2.3 Identification of FA methyl esters
Bacterial cells, 50 - 70 mg, were added to a 1.7 mL eppendorf tube followed by the addition of 0.1 mL of C13:0
tridecanoic acid 167 µg/mL (internal standard). These cells were then transferred to a glass tube (13 mm ×
100 mm) with the aid of 1 mL of 3.75 N sodium hydroxide added to the eppendorf tube. The reaction
conditions for both saponification and methylation reactions used were described by (Whittaker et al., 2005).
The isolation of the fatty acid methyl esters (FAMES) was as follows; 3 mL of hexane was added before
vortexing the tubes (5 min) with the lower phase then removed and 3 mL of 0.3 N sodium hydroxide added.

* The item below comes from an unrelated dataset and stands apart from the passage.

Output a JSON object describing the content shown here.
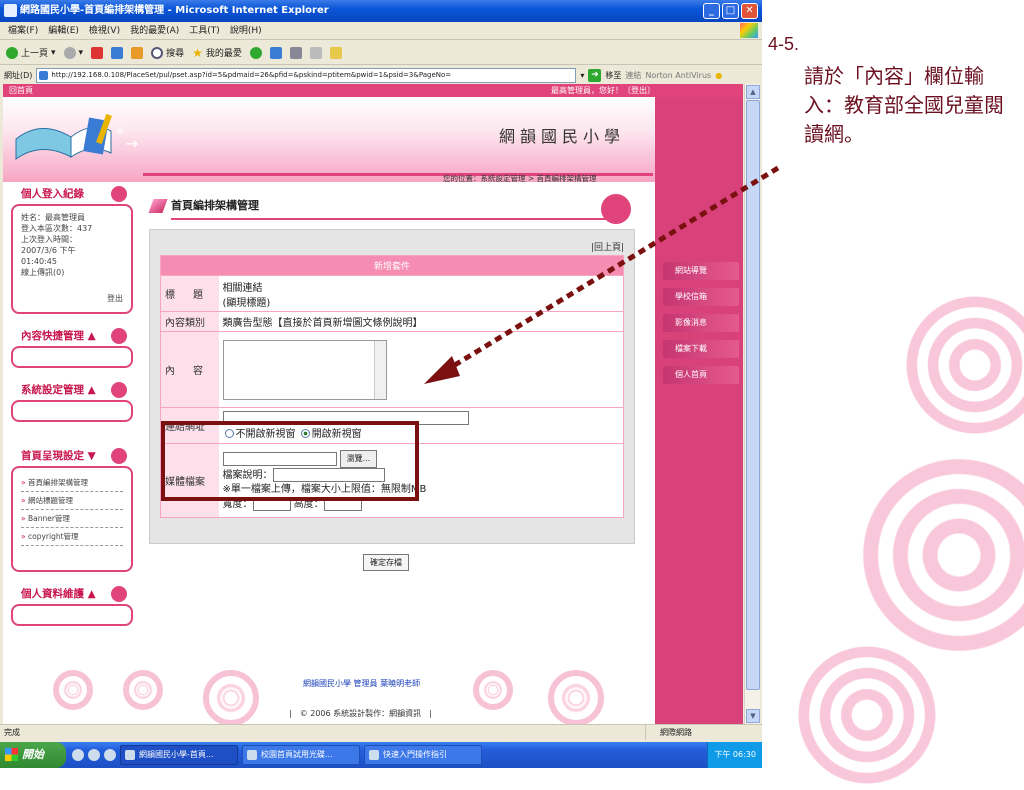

Further vortexing of the tubes (5 min) was carried out before 0.5 mL of saturated sodium chloride was added
(Sherlock MIS operating manual). To enhance separation of the organic and aqueous layers the tubes were
centrifuged at 1,384 g for 5 min at room temperature. After this approximately 2.9 mL of the organic layer was
transferred to a clean glass tube (13 mm × 100 mm) and evaporated to dryness with oxygen free nitrogen.
The residue was then reconstituted in 50 µL of hexane, vortexed mixed, and transferred to a vial insert where
it was further diluted with an additional 50 µL hexane used to rinse out the glass tube (Moss et al., 1974). The
internal standard was prepared by dissolving 0.1001 g of Tridecanoic acid in 20 mL of methanol (HPLC grade)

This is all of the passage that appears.